Se detuvo un momento apoyándose contra la pared. No lloró. Entonces volvió a bajar la escalera arrastrando los pies, agarrándose a la barandilla. Allí estaba la calle, ahora podía andar tanto como quisiera, alejarse de allí caminando entre todas esas personas que tenían la piel intacta, pura, mientras ella estaba encerrada para siempre entre aquellos espantosos monstruos. Atravesó como un fantasma unas cuantas calles bastante animadas y luego continuó a lo largo de una avenida con árboles, donde había muchos coches, una hilera jubilosa, fugaz. Katharina estaba al borde de la calzada. El coche en el que viajaban el director Lopopulo y Anita Melinatti se acercó lentamente, de modo que Katharina pudo tomar impulso, saltar sobre el estribo y abordar el vehículo. Al momento agarraba con las manos el rostro de aquella mujer que había echado a perder su vida, las usaba como si fueran ganchos para desgarrarle la boca, diez garras con las que hacer pedazos aquel rostro. Fue una liberación, una forma de redimirse tan dulce que su cuerpo se estremeció de placer y cayó desmayada antes de que los brazos de quienes la rodeaban pudieran arrancarla de allí frustrando su feliz desahogo.

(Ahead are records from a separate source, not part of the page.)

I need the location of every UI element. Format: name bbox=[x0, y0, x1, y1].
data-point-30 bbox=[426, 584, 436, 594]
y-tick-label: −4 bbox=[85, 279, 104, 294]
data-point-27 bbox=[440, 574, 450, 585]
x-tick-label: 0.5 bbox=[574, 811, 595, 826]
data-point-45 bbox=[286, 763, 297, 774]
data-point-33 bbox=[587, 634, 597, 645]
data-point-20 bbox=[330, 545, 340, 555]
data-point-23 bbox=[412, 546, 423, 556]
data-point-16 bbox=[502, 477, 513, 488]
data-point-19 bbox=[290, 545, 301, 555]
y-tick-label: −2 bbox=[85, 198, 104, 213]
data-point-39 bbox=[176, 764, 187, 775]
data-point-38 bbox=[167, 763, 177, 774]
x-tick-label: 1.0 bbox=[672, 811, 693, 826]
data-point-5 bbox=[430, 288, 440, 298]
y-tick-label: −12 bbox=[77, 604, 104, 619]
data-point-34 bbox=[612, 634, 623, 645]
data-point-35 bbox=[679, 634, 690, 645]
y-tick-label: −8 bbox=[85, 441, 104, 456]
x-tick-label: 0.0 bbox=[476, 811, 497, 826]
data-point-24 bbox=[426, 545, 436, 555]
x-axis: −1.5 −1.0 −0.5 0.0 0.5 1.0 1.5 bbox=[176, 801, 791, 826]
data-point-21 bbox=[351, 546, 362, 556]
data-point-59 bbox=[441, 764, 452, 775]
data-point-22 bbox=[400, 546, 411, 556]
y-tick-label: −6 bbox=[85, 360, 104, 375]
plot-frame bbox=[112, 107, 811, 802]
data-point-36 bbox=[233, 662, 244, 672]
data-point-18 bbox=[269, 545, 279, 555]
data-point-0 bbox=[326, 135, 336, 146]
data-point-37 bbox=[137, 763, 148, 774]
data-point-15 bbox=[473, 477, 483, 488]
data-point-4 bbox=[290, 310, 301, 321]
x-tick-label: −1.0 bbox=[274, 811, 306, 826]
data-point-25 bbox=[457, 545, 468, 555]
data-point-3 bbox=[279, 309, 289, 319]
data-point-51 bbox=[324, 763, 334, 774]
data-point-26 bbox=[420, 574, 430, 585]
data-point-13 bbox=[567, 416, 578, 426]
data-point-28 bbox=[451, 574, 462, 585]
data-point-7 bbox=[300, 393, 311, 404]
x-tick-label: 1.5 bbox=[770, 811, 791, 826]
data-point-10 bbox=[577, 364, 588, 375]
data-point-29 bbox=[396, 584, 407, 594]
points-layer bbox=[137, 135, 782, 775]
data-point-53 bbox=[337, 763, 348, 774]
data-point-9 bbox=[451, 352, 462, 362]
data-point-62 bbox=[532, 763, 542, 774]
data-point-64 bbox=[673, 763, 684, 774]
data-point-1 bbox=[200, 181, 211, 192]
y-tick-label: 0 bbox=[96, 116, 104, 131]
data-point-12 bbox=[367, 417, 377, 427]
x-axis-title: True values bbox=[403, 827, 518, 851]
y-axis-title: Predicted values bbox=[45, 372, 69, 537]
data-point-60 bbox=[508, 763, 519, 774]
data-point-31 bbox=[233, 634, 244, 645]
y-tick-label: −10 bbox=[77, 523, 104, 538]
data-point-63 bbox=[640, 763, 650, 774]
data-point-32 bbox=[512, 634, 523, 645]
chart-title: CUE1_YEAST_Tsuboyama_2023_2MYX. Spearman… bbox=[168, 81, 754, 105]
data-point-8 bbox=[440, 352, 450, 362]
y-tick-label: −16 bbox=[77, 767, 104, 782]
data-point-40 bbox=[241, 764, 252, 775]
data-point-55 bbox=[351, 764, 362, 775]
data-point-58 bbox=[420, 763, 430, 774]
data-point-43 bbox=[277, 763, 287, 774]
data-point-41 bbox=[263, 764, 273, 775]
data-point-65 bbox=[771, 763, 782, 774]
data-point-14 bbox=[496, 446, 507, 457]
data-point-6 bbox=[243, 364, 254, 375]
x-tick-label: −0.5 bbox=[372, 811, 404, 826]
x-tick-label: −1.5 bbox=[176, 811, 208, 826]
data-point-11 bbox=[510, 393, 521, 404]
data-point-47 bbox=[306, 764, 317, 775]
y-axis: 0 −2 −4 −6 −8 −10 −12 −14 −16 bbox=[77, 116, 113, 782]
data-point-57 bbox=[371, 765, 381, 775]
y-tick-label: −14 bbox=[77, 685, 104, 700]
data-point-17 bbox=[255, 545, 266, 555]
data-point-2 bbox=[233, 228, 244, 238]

La mujer sobre la que había caído la Hoschek era, por supuesto, una completa desconocida. En realidad, cada una de las mujeres con las que se había cruzado en los últimos cien metros le habían parecido Anita Melinatti. El asunto siguió su curso y acabó de la forma habitual: con un informe psiquiátrico de un médico forense y una sentencia leve en la que se la reconvenía por su comportamiento. Al cabo de unos días, Katharina Hoschek volvía a subir al escenario. A partir de entonces, siempre que alguien se interesaba por su extraño destino, ella se comportaba exactamente según se ha referido antes.